Prescription Drugs Drive Pharmacy Sales Up 2.5% During 2011 in Germany to USD54 Bil.
German pharmacy sales rose 2.5% year-on-year in 2011 to USD54 billion, with prescription drugs leading the way in terms of growth.
IHS Global Insight Perspective
German pharmacies saw an increase of 2.5% year-on-year in their total sales in 2011, to USD54 billion, with growth being driven by increased sales in prescription drugs.
The increase in sales should be seen in the context of a freeze on drug prices and increased downward pressure on prices due to generic rebate contracts.
The figures point to a strong underlying raw demand for outpatient prescription drugs in the German market, which will probably continue to grow.
The value of sales in German pharmacies grew by 2.5 % year-on-year (y/y) in 2011, reaching a total of EUR40.9 billion (USD54.1 billion), according to data from the Federal Union of German Associations of Pharmacists (ABDA). In volume terms, pharmacy sales went up by a reported 0.7% y/y—following several years of decline—to 1.4 billion packs. The full report on the ABDA website can be accessed, in German, here.
The total value of the sales of medicines in pharmacies—including prescription and over-the-counter (OTC) medicines—amounted to EUR37.0 million, up by 2.5% y/y, and representing 90.5% of the value of all goods sold in pharmacies.
Prescription Medicine Sales Grow Fastest
Sales of prescription medicines went up by 2.8% y/y to EUR32.5 billion, representing 79.5% of the total sales of pharmacies; in 2010, prescription-drug sales represented 79.2% of sales. In volume terms, there was an increase in the sales of prescription drugs of 2.3% y/y to 761 million packages, representing 54.5% of the total sales of pharmacies by volume, an increase of 0.8 percentage point.
Non-Prescription Drug Sales Flat
Meanwhile, sales of non-prescription medicines which are not available outside of pharmacies remained flat compared with the previous year, amounting to EUR4.3 billion, which constituted 10.5% of all pharmacy sales by value. Of this number, EUR1.0 billion was accounted for by prescribed medicines, flat on the previous year's figure, as was the EUR3.3 billion accounted for by non-prescribed medicines. Sales in pharmacies of OTC medicines freely available outside of pharmacies was also flat, at an estimated EUR200 million.
German Pharmacy Market, 2011, Value Sales, Selected Data
2011 Sales (EUR Bil.)
% Change, Y/Y
Total Pharmacy Sales
Total Medicine Sales
Sales of Prescription Medicine
Sales of Non-Prescription Medicine
Average Prices in Pharmacies Edge Up
The average price of a prescription medicine in a German pharmacy in 2011 is reported to have been EUR42.71, which is 0.6% higher than in 2010. In the case of OTC medicines, there was also a small increase in prices compared with 2010—the average price of OTC drugs sold on the basis of prescriptions from sickness funds increased by 1.6% y/y to EUR10.23; the average price of OTC drugs sold on the basis of private prescriptions increased by 0.9% y/y to EUR11.48; and the average price of non-prescribed OTC drugs went up by 0.9% y/y to EUR7.88.
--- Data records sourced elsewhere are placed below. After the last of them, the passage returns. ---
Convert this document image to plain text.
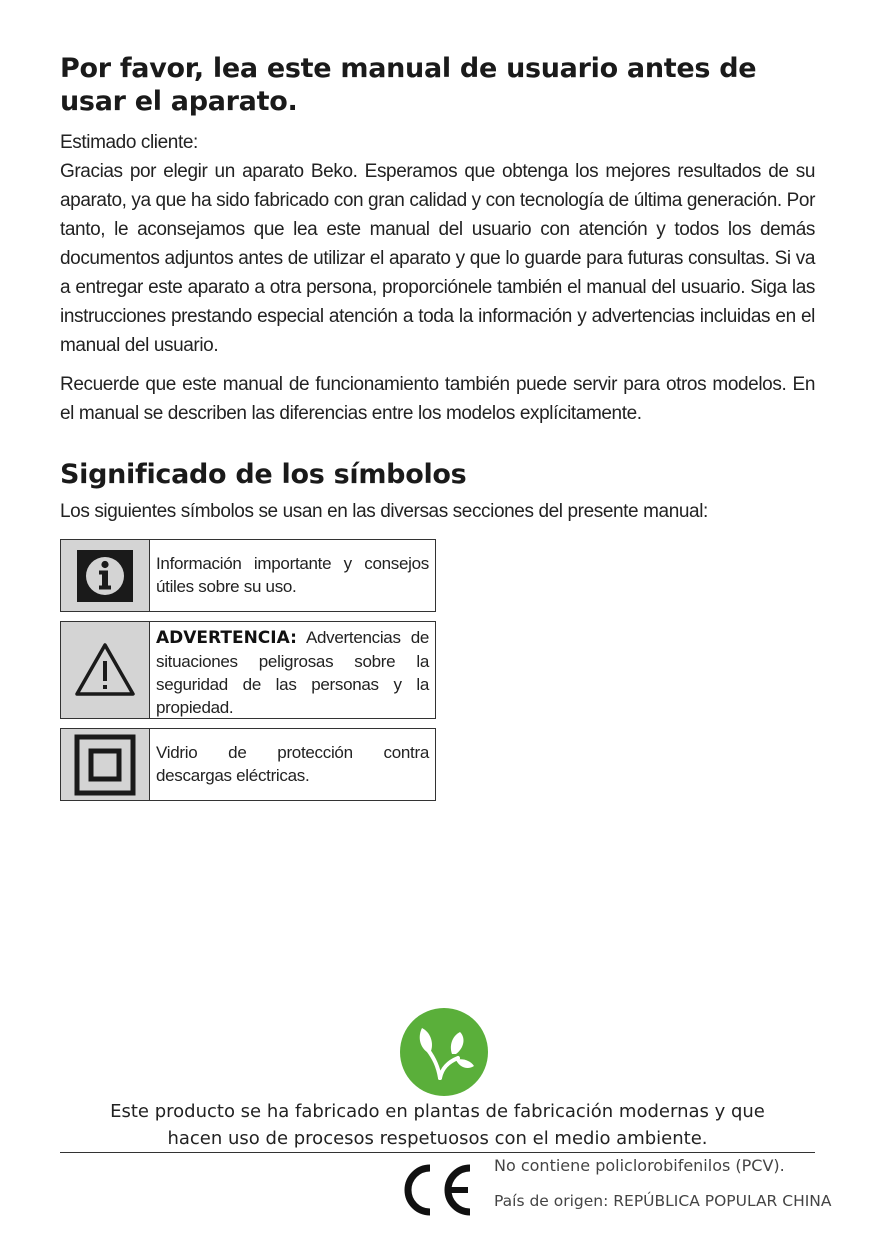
Por favor, lea este manual de usuario antes de usar el aparato.
Estimado cliente:
Gracias por elegir un aparato Beko. Esperamos que obtenga los mejores resultados de su aparato, ya que ha sido fabricado con gran calidad y con tecnología de última generación. Por tanto, le aconsejamos que lea este manual del usuario con atención y todos los demás documentos adjuntos antes de utilizar el aparato y que lo guarde para futuras consultas. Si va a entregar este aparato a otra persona, proporciónele también el manual del usuario. Siga las instrucciones prestando especial atención a toda la información y advertencias incluidas en el manual del usuario.
Recuerde que este manual de funcionamiento también puede servir para otros modelos. En el manual se describen las diferencias entre los modelos explícitamente.
Significado de los símbolos
Los siguientes símbolos se usan en las diversas secciones del presente manual:
Información importante y consejos útiles sobre su uso.
ADVERTENCIA: Advertencias de situaciones peligrosas sobre la seguridad de las personas y la propiedad.
Vidrio de protección contra descargas eléctricas.
Este producto se ha fabricado en plantas de fabricación modernas y que
hacen uso de procesos respetuosos con el medio ambiente.
No contiene policlorobifenilos (PCV).
País de origen: REPÚBLICA POPULAR CHINA
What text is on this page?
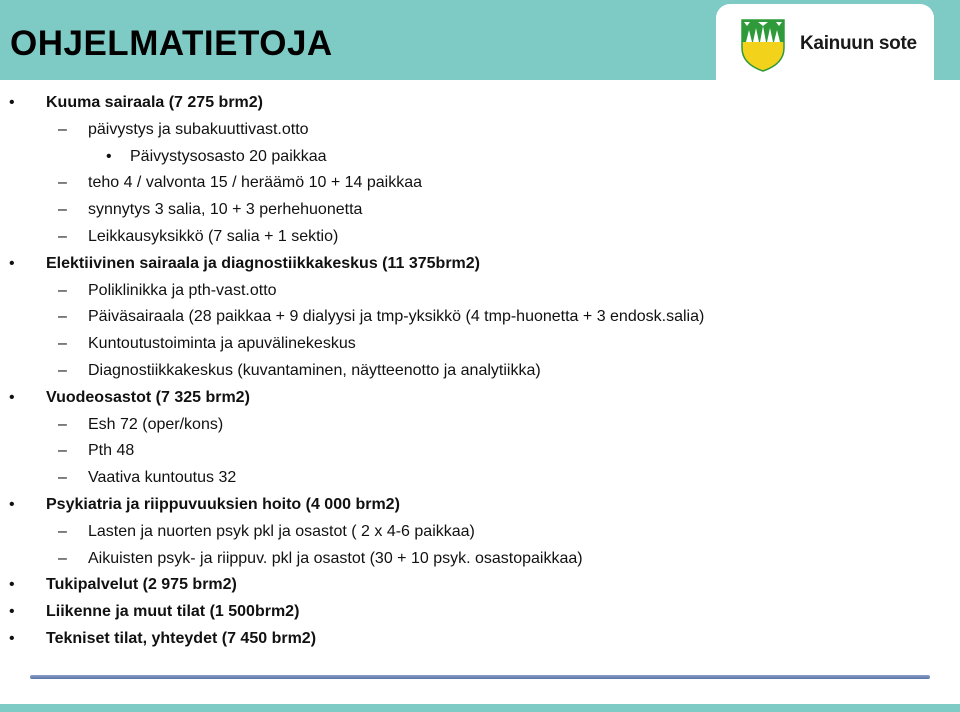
OHJELMATIETOJA	Kainuun sote
• Kuuma sairaala (7 275 brm2)
– päivystys ja subakuuttivast.otto
• Päivystysosasto 20 paikkaa
– teho 4 / valvonta 15 / heräämö 10 + 14 paikkaa
– synnytys 3 salia, 10 + 3 perhehuonetta
– Leikkausyksikkö (7 salia + 1 sektio)
• Elektiivinen sairaala ja diagnostiikkakeskus (11 375brm2)
– Poliklinikka ja pth-vast.otto
– Päiväsairaala (28 paikkaa + 9 dialyysi ja tmp-yksikkö (4 tmp-huonetta + 3 endosk.salia)
– Kuntoutustoiminta ja apuvälinekeskus
– Diagnostiikkakeskus (kuvantaminen, näytteenotto ja analytiikka)
• Vuodeosastot (7 325 brm2)
– Esh 72 (oper/kons)
– Pth 48
– Vaativa kuntoutus 32
• Psykiatria ja riippuvuuksien hoito (4 000 brm2)
– Lasten ja nuorten psyk pkl ja osastot ( 2 x 4-6 paikkaa)
– Aikuisten psyk- ja riippuv. pkl ja osastot (30 + 10 psyk. osastopaikkaa)
• Tukipalvelut (2 975 brm2)
• Liikenne ja muut tilat (1 500brm2)
• Tekniset tilat, yhteydet (7 450 brm2)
Number of Pharmacies Declines
ABDA reports that there were 21,238 pharmacies open in Germany in 2011, representing a decline of 203 compared with the previous year. Most importantly, there were 313 closures of "main" pharmacies and only 96 new openings during the year.
Outlook and Implications
With an increase of pharmacy sales by volume after several years of declines—and prescription pharmaceuticals playing an important part in this—it can be seen that in spite of the price freeze on drug prices and the ongoing downward pressure on prices due to generic rebate contracts, raw demand for outpatient prescription medicines is still on the up in Germany.
The stagnation in the sale of OTC medicines—continuing the trend from 2009–10—shows that there is still a tendency towards caution in discretionary spending. However, the figures for 2011 show the underlying strength of the German market, in the face of continued downward price pressure and austerity.